This one is a bit strange to me, mainly the third hypothesis. It goes as follows:
Given a group (finite) group $G$, and $N, H \leq G$ such that
- $N$ is normal in $G$, and $H$ is simple
- $NH = G$
- $|H|$ has some prime divisor greater than $|N|$
Prove that
- Every element of $N$ commutes with every element of $H$
- $G\simeq N\times H$
I've done a similar exercise, which involved proving several equivalences of a group being a direct product of other groups. The hypotheses were a bit different though, and I can't see how I can work with these ones to find the same result.
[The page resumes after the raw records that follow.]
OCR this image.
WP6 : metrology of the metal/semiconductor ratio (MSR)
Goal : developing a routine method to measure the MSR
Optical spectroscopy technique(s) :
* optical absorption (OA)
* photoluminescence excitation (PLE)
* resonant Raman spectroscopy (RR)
Any hints?
Observe that $$H \cap N \unlhd H$$ i.e. $H \cap N$ is a normal subgroup in $H$; but $H$ is simple, $H \cap N$ can't be $H$ due to the hypothesis about the prime divisor and thus $$H \cap N = 1 $$ and $|G| = |H| \cdot |N|$.
Consider the action of $G$ on the lateral classes of $H$ $$g \cdot xH = gxH$$ The kernel $K$ of this action is the largest normal subgroup of $G$ contained in $H$ (as you can check).
$H$ is simple and so there are only $2$ cases: $K= H $ or $K = 1 $, because clearly $K$ is normal in $H$ . The lateral classes of $H$ are $|N|$ and thus $$\frac{|G|}{|K|} \mid |N|! $$ By the hypothesis about the prime divisor and the result we found about $|G|$ this implies $K = H$, and thus $H$ is normal in $G$.
Thus $G \cong H \times N$, and this implies that every element of $N $ commutes with every element of $H$.